In ten years he has gone from the reforming and revolutionary Education Secretary — who David Cameron made the fatal mistake of sacking in a bid to placate the public sector — to one of the key architects of the 2016 Brexit vote.
But it was his betrayal of Boris Johnson’s leadership bid in the aftermath of that historic Leave vote that saw him booted out of the Cabinet, only to return to junior positions.
Now he is back, and the man he once “knifed in the front” has given him a “do or die” mission to end Britain’s North/South divide.
Cynics will say it is an in-tray designed to break a foe, but Downing Street insists the great reformer is needed for his most important job yet — getting the country firing again after the pandemic.
Insisting the Covid crisis “has put extra fuel in our tank when it comes to dealing with some of the inequalities of opportunity” facing the country, he revels in the task ahead.
“I feel every day that I have a duty for all of those people who voted to leave to show that their lives are going to be better,” he says.
“And I know that absolutely drives Boris, and that is the mission that he’s given me.”
Gove is now in charge of saving the Union from Nicola Sturgeon and the SNP; fixing Britain’s chronic shortage of housing; keeping Town Halls afloat, with the punishing costs of social care; as well as race relations, religious matters and the PM’s flagship — if confusing — promise to Level Up the country.
What does it even mean?
Gove explains: “If you have a football team where only half the players are match fit, if you send athletes to the Olympics and only half of Team GB has been through its training, you won’t get the medal haul, you won’t make the final.
“And in the same way, if we have parts of the country that don’t have the secret sauce that promotes growth, the skills, the enterprise, the focus and the strong local leadership, then they won’t achieve everything.
“If you do have that, then you have not just a better life for more people but a stronger economy.”
Vowing to bring higher wages, lower crime and better schools and hospitals, Gove says the mission begins with sprucing up Britain’s worn-down high streets and divided communities.
Looking back at the past 20 years, he admits: “It wasn’t the case that everybody got a fair share. It wasn’t the case that everyone had a ‘fair shake of the sauce bottle’, as they say in Australia.
“And that means that the people who deliver our food, the people who repair the pipes in our homes, the skilled backbone, the best of Britain, deserve a pay rise.
“When you’ve got a failing school and someone takes it over, you’ve got a new headmaster. He will smarten the uniform, make sure that the teachers are wearing collars and ties, change the name of the school. All of that is a signal of intent.
“And then there are other things that take slightly longer; getting rid of underperforming teachers; making sure that students are studying for the right exams and so on.
“And we’re looking at levelling up in the same way.”
“The first part of it is making sure that someone can see a visible difference. And then the second thing is laying the groundwork for your long-term economic transformation.”
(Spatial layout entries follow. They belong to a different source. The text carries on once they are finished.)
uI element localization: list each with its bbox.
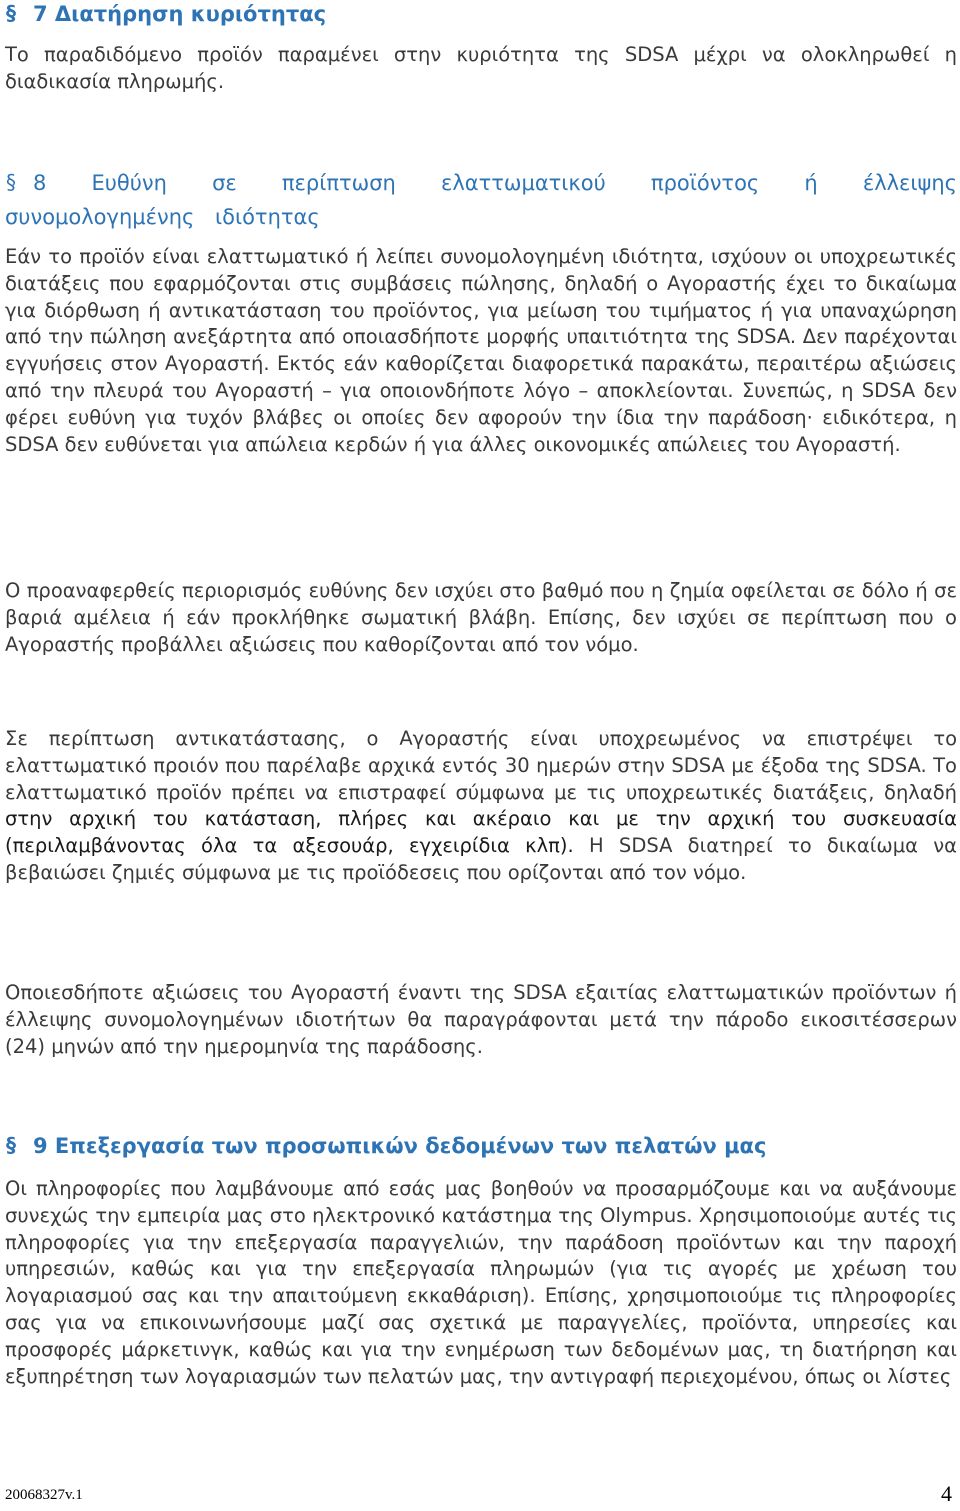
section-sign-icon — [5, 171, 23, 193]
section-7-heading: § 7 Διατήρηση κυριότητας — [6, 2, 327, 26]
svg-text:§: § — [6, 171, 16, 193]
section-8-heading: § 8 Ευθύνη σε περίπτωση ελαττωματικού προϊόντος ή έλλειψης συνομολογημένης ιδιότητας — [5, 171, 957, 229]
document-version: 20068327v.1 — [5, 1487, 83, 1503]
section-7 — [5, 0, 957, 29]
section-7-paragraph: Το παραδιδόμενο προϊόν παραμένει στην κυριότητα της SDSA μέχρι να ολοκληρωθεί η διαδικασία πληρωμής. — [5, 43, 957, 93]
page-number: 4 — [941, 1481, 952, 1506]
svg-text:§: § — [6, 2, 16, 24]
section-9 — [5, 1131, 957, 1161]
section-9-paragraph-1: Οι πληροφορίες που λαμβάνουμε από εσάς μας βοηθούν να προσαρμόζουμε και να αυξάνουμε συνεχώς την εμπειρία μας στο ηλεκτρονικό κατάστημα της Olympus. Χρησιμοποιούμε αυτές τις πληροφορίες για την επεξεργασία παραγγελιών, την παράδοση προϊόντων και την παροχή υπηρεσιών, καθώς και για την επεξεργασία πληρωμών (για τις αγορές με χρέωση του λογαριασμού σας και την απαιτούμενη εκκαθάριση). Επίσης, χρησιμοποιούμε τις πληροφορίες σας για να επικοινωνήσουμε μαζί σας σχετικά με παραγγελίες, προϊόντα, υπηρεσίες και προσφορές μάρκετινγκ, καθώς και για την ενημέρωση των δεδομένων μας, τη διατήρηση και εξυπηρέτηση των λογαριασμών των πελατών μας, την αντιγραφή περιεχομένου, όπως οι λίστες — [5, 1177, 957, 1388]
section-9-heading: § 9 Επεξεργασία των προσωπικών δεδομένων των πελατών μας — [6, 1134, 767, 1158]
replacement-conditions: στην αρχική του κατάσταση, πλήρες και ακέραιο και με την αρχική του συσκευασία (περιλαμβάνοντας όλα τα αξεσουάρ, εγχειρίδια κλπ). — [5, 807, 957, 858]
section-8-paragraph-3: Σε περίπτωση αντικατάστασης, ο Αγοραστής είναι υποχρεωμένος να επιστρέψει το ελαττωματικό προιόν που παρέλαβε αρχικά εντός 30 ημερών στην SDSA με έξοδα της SDSA. Το ελαττωματικό προϊόν πρέπει να επιστραφεί σύμφωνα με τις υποχρεωτικές διατάξεις, δηλαδή στην αρχική του κατάσταση, πλήρες και ακέραιο και με την αρχική του συσκευασία (περιλαμβάνοντας όλα τα αξεσουάρ, εγχειρίδια κλπ). Η SDSA διατηρεί το δικαίωμα να βεβαιώσει ζημιές σύμφωνα με τις προϊόδεσεις που ορίζονται από τον νόμο. — [5, 727, 957, 884]
section-sign-icon — [5, 2, 23, 24]
section-8-paragraph-2: Ο προαναφερθείς περιορισμός ευθύνης δεν ισχύει στο βαθμό που η ζημία οφείλεται σε δόλο ή σε βαριά αμέλεια ή εάν προκλήθηκε σωματική βλάβη. Επίσης, δεν ισχύει σε περίπτωση που ο Αγοραστής προβάλλει αξιώσεις που καθορίζονται από τον νόμο. — [5, 579, 957, 656]
section-sign-icon — [5, 1134, 23, 1156]
section-8-paragraph-4: Οποιεσδήποτε αξιώσεις του Αγοραστή έναντι της SDSA εξαιτίας ελαττωματικών προϊόντων ή έλλειψης συνομολογημένων ιδιοτήτων θα παραγράφονται μετά την πάροδο εικοσιτέσσερων (24) μηνών από την ημερομηνία της παράδοσης. — [5, 981, 957, 1058]
section-8 — [5, 166, 957, 234]
svg-text:§: § — [6, 1134, 16, 1156]
section-8-paragraph-1: Εάν το προϊόν είναι ελαττωματικό ή λείπει συνομολογημένη ιδιότητα, ισχύουν οι υποχρεωτικές διατάξεις που εφαρμόζονται στις συμβάσεις πώλησης, δηλαδή ο Αγοραστής έχει το δικαίωμα για διόρθωση ή αντικατάσταση του προϊόντος, για μείωση του τιμήματος ή για υπαναχώρηση από την πώληση ανεξάρτητα από οποιασδήποτε μορφής υπαιτιότητα της SDSA. Δεν παρέχονται εγγυήσεις στον Αγοραστή. Εκτός εάν καθορίζεται διαφορετικά παρακάτω, περαιτέρω αξιώσεις από την πλευρά του Αγοραστή – για οποιονδήποτε λόγο – αποκλείονται. Συνεπώς, η SDSA δεν φέρει ευθύνη για τυχόν βλάβες οι οποίες δεν αφορούν την ίδια την παράδοση· ειδικότερα, η SDSA δεν ευθύνεται για απώλεια κερδών ή για άλλες οικονομικές απώλειες του Αγοραστή. — [5, 245, 957, 456]
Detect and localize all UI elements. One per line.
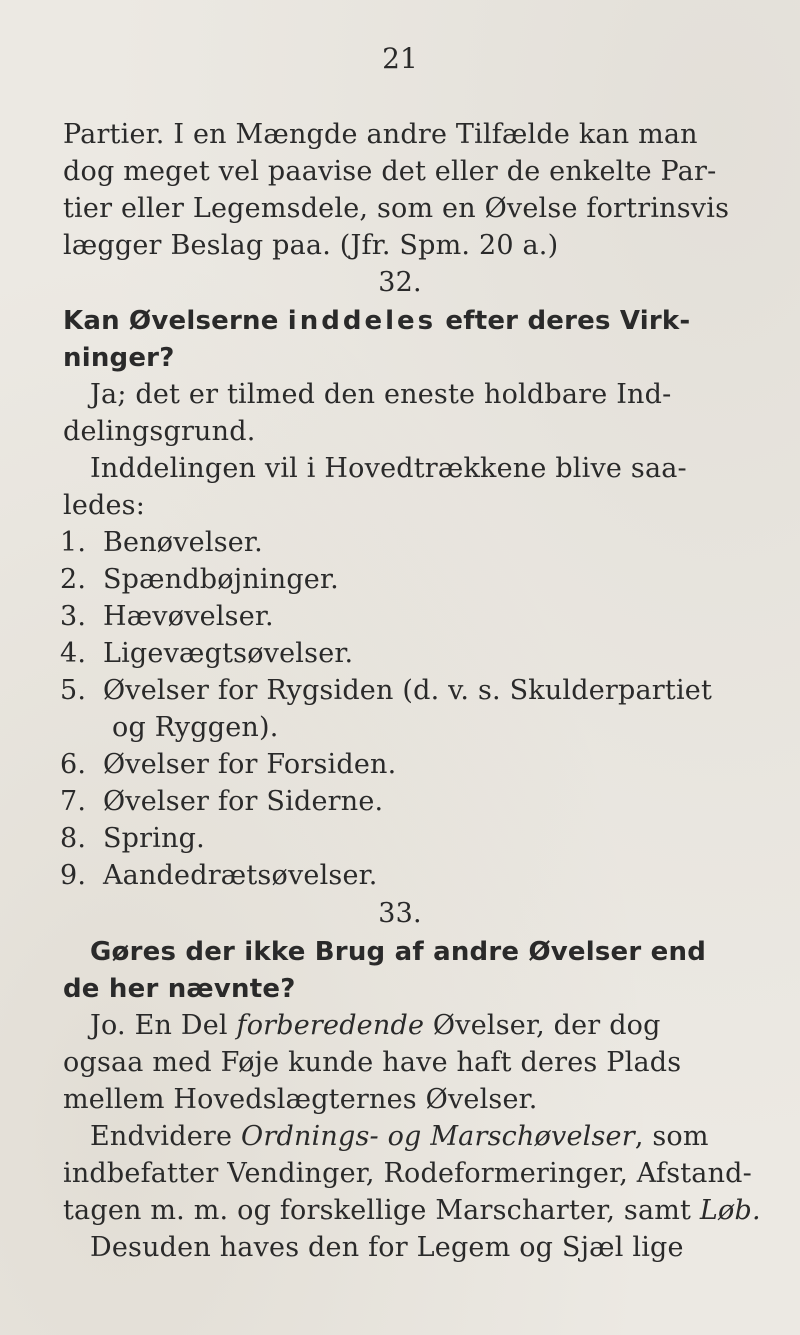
list-item-text: Spring. xyxy=(102,823,205,854)
answer-33-line6 xyxy=(63,1194,761,1228)
list-item-text: Øvelser for Rygsiden (d. v. s. Skulderpartiet xyxy=(102,675,713,706)
list-item-text: Spændbøjninger. xyxy=(102,564,339,595)
answer-32-line2: delingsgrund. xyxy=(63,416,256,447)
answer-33-line4-b: , som xyxy=(634,1121,709,1152)
list-item-number: 9. xyxy=(60,860,87,891)
list-item-text: Benøvelser. xyxy=(102,527,263,558)
list-item xyxy=(60,600,274,634)
question-32-part-b: inddeles xyxy=(287,306,437,336)
list-item-number: 3. xyxy=(60,601,87,632)
list-item-text: Hævøvelser. xyxy=(102,601,274,632)
question-32-line2: ninger? xyxy=(63,343,175,373)
list-item-text: Øvelser for Forsiden. xyxy=(102,749,397,780)
list-item xyxy=(60,563,339,597)
list-item-number: 4. xyxy=(60,638,87,669)
section-number-33: 33. xyxy=(378,898,422,929)
list-item-text: Øvelser for Siderne. xyxy=(102,786,384,817)
list-item xyxy=(60,822,205,856)
answer-33-line4-a: Endvidere xyxy=(90,1121,242,1152)
answer-33-line6-a: tagen m. m. og forskellige Marscharter, samt xyxy=(63,1195,700,1226)
page-number: 21 xyxy=(382,42,418,75)
answer-33-line4 xyxy=(90,1120,709,1154)
question-32-part-c: efter deres Virk- xyxy=(445,306,691,336)
answer-33-line1-a: Jo. En Del xyxy=(90,1010,237,1041)
list-item-number: 6. xyxy=(60,749,87,780)
question-33-line2: de her nævnte? xyxy=(63,974,296,1004)
list-item xyxy=(60,637,353,671)
list-item-text: Ligevægtsøvelser. xyxy=(102,638,354,669)
paragraph1-line2: dog meget vel paavise det eller de enkelte Par- xyxy=(63,156,717,187)
answer-33-line3: mellem Hovedslægternes Øvelser. xyxy=(63,1084,538,1115)
paragraph1-line1: Partier. I en Mængde andre Tilfælde kan man xyxy=(63,119,698,150)
question-32-part-a: Kan Øvelserne xyxy=(63,306,279,336)
list-item-text: Aandedrætsøvelser. xyxy=(102,860,378,891)
list-item-number: 5. xyxy=(60,675,87,706)
answer-33-line6-italic: Løb. xyxy=(699,1195,761,1226)
answer-32-line1: Ja; det er tilmed den eneste holdbare Ind- xyxy=(90,379,672,410)
answer-33-line1 xyxy=(90,1009,661,1043)
intro-line1: Inddelingen vil i Hovedtrækkene blive saa- xyxy=(90,453,687,484)
list-item-continuation: og Ryggen). xyxy=(112,712,279,743)
list-item xyxy=(60,859,378,893)
list-item xyxy=(60,748,396,782)
answer-33-line1-b: Øvelser, der dog xyxy=(424,1010,661,1041)
list-item xyxy=(60,785,383,819)
question-33-line1: Gøres der ikke Brug af andre Øvelser end xyxy=(90,937,707,967)
list-item-number: 2. xyxy=(60,564,87,595)
intro-line2: ledes: xyxy=(63,490,146,521)
paragraph1-line4: lægger Beslag paa. (Jfr. Spm. 20 a.) xyxy=(63,230,559,261)
section-number-32: 32. xyxy=(378,267,422,298)
answer-33-line1-italic: forberedende xyxy=(236,1010,425,1041)
answer-33-line7: Desuden haves den for Legem og Sjæl lige xyxy=(90,1232,684,1263)
list-item-number: 8. xyxy=(60,823,87,854)
answer-33-line2: ogsaa med Føje kunde have haft deres Plads xyxy=(63,1047,682,1078)
list-item xyxy=(60,526,263,560)
paragraph1-line3: tier eller Legemsdele, som en Øvelse fortrinsvis xyxy=(63,193,730,224)
question-32-line1 xyxy=(63,304,690,338)
answer-33-line4-italic: Ordnings- og Marschøvelser xyxy=(241,1121,635,1152)
list-item xyxy=(60,674,712,708)
list-item-number: 7. xyxy=(60,786,87,817)
answer-33-line5: indbefatter Vendinger, Rodeformeringer, Afstand- xyxy=(63,1158,752,1189)
list-item-number: 1. xyxy=(60,527,87,558)
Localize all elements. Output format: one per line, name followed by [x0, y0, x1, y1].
And he says the Union can be strengthened with the same logic, adding: “It is about the North East of Scotland as much as the North East of England, and one of the things that we’ll be doing is making sure the UK Government is more visible in every part of the UK.”
He adds: “You’ve got those people who want to talk the country down, pull our statues down, denigrate our achievements, and I just think it is such a profound misunderstanding of the fact that the overwhelming majority of people in this country are proud, not in a nostalgic way, they’re proud of what the UK is.”
And he says voters should look at what the Government has already delivered before writing off its chances of doing more.
He adds: “Boris led the Leave campaign and said we’re going to invest more in the NHS. We’ve done so. He said wages are going to rise. They have.
“He said we’re going to control migration as part of that. He has.
“And he said that Brexit is also going to mean a focus on the people and the communities — Sun readers to a man and woman — who may have been either patronised or let down by people in the past. Absolutely correct.”